彼此实力悬殊,他大可给这少年一次机会,看看面前这身份神秘的少年究竟有着怎样的倚仗,让他有把握在这种关键时刻用以扭转乾坤。
素念忱见他停下动作,便知晓他愿意给自己机会回转心意。
只是有了喘息的余地,素念忱得以稍稍冷静下来,思索对策,先前本能想要暴露身份寻求父亲帮助的想法就又被他弃置了。

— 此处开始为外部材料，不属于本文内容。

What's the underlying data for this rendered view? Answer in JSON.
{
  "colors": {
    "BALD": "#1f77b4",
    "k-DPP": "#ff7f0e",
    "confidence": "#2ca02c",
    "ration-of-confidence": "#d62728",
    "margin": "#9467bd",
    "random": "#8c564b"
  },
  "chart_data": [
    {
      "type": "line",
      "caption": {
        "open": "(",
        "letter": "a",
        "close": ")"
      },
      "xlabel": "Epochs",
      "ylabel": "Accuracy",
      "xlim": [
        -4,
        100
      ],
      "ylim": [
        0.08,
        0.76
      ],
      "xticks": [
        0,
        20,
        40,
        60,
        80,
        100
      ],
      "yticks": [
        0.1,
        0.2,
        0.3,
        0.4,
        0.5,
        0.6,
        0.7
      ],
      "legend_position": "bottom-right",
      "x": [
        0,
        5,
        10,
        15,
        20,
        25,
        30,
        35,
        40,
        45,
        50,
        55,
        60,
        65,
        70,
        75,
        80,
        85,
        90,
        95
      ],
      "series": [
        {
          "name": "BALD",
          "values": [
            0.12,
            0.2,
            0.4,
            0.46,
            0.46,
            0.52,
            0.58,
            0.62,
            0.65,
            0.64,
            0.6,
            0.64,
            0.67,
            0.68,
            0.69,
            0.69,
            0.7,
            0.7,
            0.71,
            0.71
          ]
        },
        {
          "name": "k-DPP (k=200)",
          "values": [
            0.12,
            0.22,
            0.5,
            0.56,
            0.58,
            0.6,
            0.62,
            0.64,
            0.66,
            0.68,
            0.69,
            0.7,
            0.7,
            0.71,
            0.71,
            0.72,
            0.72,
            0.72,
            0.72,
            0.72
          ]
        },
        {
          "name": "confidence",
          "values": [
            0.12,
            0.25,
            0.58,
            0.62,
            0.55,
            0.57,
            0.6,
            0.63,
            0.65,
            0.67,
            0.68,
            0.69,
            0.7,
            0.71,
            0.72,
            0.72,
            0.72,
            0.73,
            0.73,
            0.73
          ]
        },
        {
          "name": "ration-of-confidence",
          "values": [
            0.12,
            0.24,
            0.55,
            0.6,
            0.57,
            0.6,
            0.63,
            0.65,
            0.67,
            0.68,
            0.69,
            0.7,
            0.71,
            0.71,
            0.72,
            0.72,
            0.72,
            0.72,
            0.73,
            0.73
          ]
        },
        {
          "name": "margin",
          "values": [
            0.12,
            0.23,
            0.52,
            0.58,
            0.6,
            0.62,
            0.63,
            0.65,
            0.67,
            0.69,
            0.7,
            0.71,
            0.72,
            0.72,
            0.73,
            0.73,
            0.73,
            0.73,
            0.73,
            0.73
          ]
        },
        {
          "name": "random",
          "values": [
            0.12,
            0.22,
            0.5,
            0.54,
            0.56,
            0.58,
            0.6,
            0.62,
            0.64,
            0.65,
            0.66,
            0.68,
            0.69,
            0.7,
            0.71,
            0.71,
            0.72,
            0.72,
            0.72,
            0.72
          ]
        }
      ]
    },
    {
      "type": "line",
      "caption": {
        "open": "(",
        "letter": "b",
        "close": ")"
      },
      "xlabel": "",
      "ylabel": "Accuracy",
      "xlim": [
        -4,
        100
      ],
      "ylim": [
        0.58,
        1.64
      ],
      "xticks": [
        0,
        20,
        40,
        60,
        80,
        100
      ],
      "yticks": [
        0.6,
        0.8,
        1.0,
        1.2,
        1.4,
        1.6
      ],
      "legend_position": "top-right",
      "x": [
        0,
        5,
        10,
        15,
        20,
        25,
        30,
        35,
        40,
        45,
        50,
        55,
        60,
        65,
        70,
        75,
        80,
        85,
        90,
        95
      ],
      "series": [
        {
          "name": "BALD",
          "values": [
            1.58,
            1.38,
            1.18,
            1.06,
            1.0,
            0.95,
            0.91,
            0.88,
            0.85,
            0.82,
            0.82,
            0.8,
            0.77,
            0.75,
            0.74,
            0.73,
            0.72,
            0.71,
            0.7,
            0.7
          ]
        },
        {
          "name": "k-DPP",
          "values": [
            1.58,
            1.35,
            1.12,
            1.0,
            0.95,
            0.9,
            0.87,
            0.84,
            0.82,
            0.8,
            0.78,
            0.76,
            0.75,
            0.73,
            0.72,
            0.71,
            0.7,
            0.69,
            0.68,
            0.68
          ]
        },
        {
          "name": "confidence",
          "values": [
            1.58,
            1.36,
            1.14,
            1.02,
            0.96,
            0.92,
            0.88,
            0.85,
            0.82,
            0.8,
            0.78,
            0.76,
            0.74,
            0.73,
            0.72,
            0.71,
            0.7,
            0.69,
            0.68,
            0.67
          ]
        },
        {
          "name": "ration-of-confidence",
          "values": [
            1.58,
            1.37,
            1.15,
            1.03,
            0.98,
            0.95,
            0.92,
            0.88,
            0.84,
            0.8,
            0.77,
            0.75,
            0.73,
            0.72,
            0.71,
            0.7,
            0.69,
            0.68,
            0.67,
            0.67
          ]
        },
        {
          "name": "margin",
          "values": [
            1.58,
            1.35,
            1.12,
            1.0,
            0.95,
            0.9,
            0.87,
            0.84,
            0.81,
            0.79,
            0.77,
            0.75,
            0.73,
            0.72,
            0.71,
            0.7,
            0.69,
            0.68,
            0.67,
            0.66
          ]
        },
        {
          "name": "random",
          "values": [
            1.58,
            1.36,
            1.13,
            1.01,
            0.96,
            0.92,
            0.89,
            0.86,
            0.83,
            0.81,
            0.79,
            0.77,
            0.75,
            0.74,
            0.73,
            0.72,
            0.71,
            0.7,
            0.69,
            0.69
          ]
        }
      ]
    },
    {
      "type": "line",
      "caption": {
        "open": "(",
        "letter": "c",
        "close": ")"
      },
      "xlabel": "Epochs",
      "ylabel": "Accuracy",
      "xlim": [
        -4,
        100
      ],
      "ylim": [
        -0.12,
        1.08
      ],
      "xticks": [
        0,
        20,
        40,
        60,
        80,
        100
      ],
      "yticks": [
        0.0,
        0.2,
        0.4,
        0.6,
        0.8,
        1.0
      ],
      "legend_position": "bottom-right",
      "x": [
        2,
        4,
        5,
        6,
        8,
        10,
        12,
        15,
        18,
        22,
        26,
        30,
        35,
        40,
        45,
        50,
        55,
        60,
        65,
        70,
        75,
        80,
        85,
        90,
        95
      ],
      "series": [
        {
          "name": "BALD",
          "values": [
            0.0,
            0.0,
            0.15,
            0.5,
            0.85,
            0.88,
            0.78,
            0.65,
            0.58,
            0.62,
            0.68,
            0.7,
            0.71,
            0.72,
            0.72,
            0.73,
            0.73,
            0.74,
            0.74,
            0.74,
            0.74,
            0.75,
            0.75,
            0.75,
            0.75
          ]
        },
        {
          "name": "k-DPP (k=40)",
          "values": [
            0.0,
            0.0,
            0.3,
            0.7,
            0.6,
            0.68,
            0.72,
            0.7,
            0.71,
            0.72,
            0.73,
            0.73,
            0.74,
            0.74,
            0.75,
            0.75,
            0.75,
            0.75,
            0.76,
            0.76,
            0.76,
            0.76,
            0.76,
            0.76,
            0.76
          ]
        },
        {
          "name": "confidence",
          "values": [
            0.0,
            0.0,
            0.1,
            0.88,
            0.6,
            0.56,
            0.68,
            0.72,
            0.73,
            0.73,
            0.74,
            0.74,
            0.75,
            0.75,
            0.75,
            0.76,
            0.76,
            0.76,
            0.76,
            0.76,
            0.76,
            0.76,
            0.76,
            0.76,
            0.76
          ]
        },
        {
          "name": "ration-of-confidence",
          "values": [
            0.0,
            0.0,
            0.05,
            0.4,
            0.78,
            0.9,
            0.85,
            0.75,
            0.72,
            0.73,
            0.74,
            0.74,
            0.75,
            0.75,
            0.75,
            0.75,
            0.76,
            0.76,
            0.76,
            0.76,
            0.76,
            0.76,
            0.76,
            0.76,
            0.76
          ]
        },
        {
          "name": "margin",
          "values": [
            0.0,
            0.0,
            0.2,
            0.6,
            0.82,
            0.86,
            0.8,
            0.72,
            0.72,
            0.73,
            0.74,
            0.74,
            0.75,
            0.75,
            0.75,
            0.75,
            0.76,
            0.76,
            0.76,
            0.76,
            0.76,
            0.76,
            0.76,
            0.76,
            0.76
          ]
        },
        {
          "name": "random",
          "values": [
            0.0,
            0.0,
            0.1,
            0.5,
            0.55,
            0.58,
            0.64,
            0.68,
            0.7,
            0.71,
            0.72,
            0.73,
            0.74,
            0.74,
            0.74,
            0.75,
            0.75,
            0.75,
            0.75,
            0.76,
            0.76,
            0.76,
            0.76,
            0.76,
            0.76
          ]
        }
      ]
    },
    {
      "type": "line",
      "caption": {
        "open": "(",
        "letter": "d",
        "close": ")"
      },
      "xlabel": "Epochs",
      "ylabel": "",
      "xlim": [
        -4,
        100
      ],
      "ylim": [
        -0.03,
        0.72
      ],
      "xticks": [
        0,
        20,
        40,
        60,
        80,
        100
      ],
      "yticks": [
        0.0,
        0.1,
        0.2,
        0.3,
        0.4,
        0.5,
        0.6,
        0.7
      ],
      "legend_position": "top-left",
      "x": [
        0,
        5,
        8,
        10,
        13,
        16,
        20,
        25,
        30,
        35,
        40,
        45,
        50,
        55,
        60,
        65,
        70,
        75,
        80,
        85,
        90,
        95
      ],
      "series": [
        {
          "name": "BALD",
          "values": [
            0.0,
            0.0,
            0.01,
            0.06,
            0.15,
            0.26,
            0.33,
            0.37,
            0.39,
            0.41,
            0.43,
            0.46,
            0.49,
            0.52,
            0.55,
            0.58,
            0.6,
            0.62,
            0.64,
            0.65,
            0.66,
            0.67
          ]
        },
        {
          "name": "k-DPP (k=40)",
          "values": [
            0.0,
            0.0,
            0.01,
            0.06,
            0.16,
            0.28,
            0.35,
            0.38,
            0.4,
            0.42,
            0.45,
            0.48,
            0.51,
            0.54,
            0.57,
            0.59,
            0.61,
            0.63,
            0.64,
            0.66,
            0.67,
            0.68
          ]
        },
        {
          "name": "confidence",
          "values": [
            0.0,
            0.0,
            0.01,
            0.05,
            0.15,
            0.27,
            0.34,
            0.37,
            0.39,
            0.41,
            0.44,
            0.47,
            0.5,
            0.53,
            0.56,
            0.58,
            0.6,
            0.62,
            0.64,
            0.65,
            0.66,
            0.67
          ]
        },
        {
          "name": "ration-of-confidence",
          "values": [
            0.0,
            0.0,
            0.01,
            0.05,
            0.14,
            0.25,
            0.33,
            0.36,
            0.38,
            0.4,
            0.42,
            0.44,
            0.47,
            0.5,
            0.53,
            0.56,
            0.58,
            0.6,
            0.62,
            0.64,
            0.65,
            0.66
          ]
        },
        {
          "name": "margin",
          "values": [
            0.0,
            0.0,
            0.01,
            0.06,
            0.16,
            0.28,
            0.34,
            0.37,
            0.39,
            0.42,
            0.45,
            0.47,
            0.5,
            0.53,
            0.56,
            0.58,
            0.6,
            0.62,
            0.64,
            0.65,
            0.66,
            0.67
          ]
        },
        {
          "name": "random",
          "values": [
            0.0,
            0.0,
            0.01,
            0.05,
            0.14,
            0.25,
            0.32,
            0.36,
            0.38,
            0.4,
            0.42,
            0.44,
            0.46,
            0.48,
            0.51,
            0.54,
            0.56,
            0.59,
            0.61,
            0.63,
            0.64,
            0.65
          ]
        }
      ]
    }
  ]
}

又不是什么山穷水尽的时候,而且这次他出来游历,爹既然没有让他给昆仑那些亲近的人带话说自己尚在人世,刚刚卫凤君那一番话也确实说得在理,明摆着疑似素雪砚转世这个身份有大用处,他哪里好坏了爹的大事。
况且,在谁面前说也不能在这卫凤君的面前说。
天啊,爹跟他不对付一定是这凤凰自己的原因。
素念忱瞥了眼周围金光闪闪的锁链囚笼,恨恨地想道。
为今之计,且让素公子哄他一哄。
素公子当即抬起手来,指天誓日,“我素念忱在这里向天道发誓,绝没有危害天海之心,也没有故意挑起天海纷争之念,没有同镜海仙朝云天仙朝还有什么魔域合作,最重要的本公子这张脸生来就长这样,从来没有过伪装……不对这个念过了,唉算了已经够了,总之如违此誓,天地共诛,罚我一辈子见不到自己最爱的人。”
说罢这长长的一段话,素念忱当即抬起头,看向卫惊春。
“怎样,您老人家瞧着还需要补充些什么吗?”
卫惊春已经被他朴实无华的自证方式弄沉默了。
他干脆利落地伸手一挥,将束缚素念忱的锁链囚笼抽去,让他落在了云床上头。
素念忱见他嘴唇嗫嚅,还以为这倒霉催的当真要让他补充些什么东西,没想到对方一开口,却是一句:“你家大人没教过你,天道誓言不能乱发吗?用言语和道心叩问天地,一旦旁人在言语上做些手脚,你随意发了誓言,怕是就要落入陷阱了。”
素念忱:“……”
糟糕,看来是个好人,不,好妖。
坏人他搞起来天经地义,可要是对方确实是个好人,他就不太好意思了。
素公子瞅他一眼,翘起腿来,想了想又放了下去,坐得端端正正得仿佛很有君子风范。
他轻声细语,“我家大人当然教过,但我这不是无计可施了嘛,而且我问心无愧,这誓言发了就发了呗,至于玄门讲究的什么脸面,这玩意不值半块灵石,要来有什么用?”